Na mesma entrevista confessou que foi um movimento que existiu naquela década em Lisboa. «Há a questão do imprevisível, que foi aceite por todos. É aceite quando somos muito novos. Fomos mais abertos ao inesperado do que quando nos tornámos mais adultos. E interiorizámos isso de uma forma muito autêntica. Queríamos fazer acontecer coisas. E isso era algo que existia não só nos Rádio Macau, mas com outros grupos. Foi um movimento que existiu naquela década em Lisboa. Sentia-se que as pessoas queriam fazer acontecer coisas. No meu entendimento, tinha a ver com o período que estávamos a viver em Portugal. O 25 de abril tinha acontecido há menos de dez anos e toda a cultura do país – não eram só os músicos, mas os pintores, cineastas, também – estava a querer exprimir-se. Todos queríamos contribuir para um outro país».
Curta passagem
Xana teve uma curta carreira a solo. Em 1994 lançou o álbum As Meninas Boas Vão para o Céu, as Más para Todo o Lado e, quatro anos mais tarde, Manual de Sobrevivência. Entretanto licenciou-se em Filosofia, ficando longe dos olhares atentos dos fãs que há tanto esperam pelo seu regresso à música.

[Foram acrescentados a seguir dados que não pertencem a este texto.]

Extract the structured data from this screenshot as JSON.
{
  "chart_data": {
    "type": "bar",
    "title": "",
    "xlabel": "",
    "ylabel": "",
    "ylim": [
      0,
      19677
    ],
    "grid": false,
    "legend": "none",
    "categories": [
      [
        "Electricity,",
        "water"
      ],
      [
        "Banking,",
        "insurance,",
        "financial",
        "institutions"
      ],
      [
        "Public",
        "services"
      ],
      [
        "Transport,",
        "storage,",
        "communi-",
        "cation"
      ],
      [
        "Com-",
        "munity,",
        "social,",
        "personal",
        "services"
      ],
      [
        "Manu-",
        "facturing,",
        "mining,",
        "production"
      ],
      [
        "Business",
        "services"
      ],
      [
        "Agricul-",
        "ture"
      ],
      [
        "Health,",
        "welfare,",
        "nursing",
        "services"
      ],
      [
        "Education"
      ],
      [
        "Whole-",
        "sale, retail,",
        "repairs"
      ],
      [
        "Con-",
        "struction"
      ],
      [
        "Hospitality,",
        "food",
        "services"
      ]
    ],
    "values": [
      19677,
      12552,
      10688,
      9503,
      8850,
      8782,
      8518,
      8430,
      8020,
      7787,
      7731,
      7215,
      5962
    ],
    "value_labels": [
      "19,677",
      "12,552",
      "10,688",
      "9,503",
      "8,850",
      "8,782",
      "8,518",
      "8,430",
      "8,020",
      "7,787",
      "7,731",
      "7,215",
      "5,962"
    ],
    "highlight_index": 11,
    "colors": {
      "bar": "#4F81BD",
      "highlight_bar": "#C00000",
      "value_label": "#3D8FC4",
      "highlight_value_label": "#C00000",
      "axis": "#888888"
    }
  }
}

Ao Expresso revelou o que a idade lhe tem ensinado: «Ensinou-me a ser mais tolerante. Não sou tão impulsiva. E gosto cada vez mais das pessoas. Acho que os seres humanos têm graça, com os seus disparates e loucura! Se fosse ET estava a olhar para a humanidade e achar-nos com graça. Somos seres criadores incríveis».
Quanto a ser considerada um exemplo não hesitou: «Não gosto muito que me considerem exemplo para nada. Os Rádio Macau são exemplo para nós próprios. A única coisa que posso dizer é que nos divertimos imenso, foi uma época importante para a nossa formação e penso que contribuímos para aquele período da cultura portuguesa», disse em declarações ao Observador. E em jeito de balanço acrescentou:_«Ainda hoje me interrogo como é que foi possível toda aquela sucessão de acontecimentos, a velocidade com que tudo aconteceu. Aconteceu tudo depressa. Orgulho-me muito, tivemos capacidade para responder a todas as exigências com rapidez. E não nos saímos mal».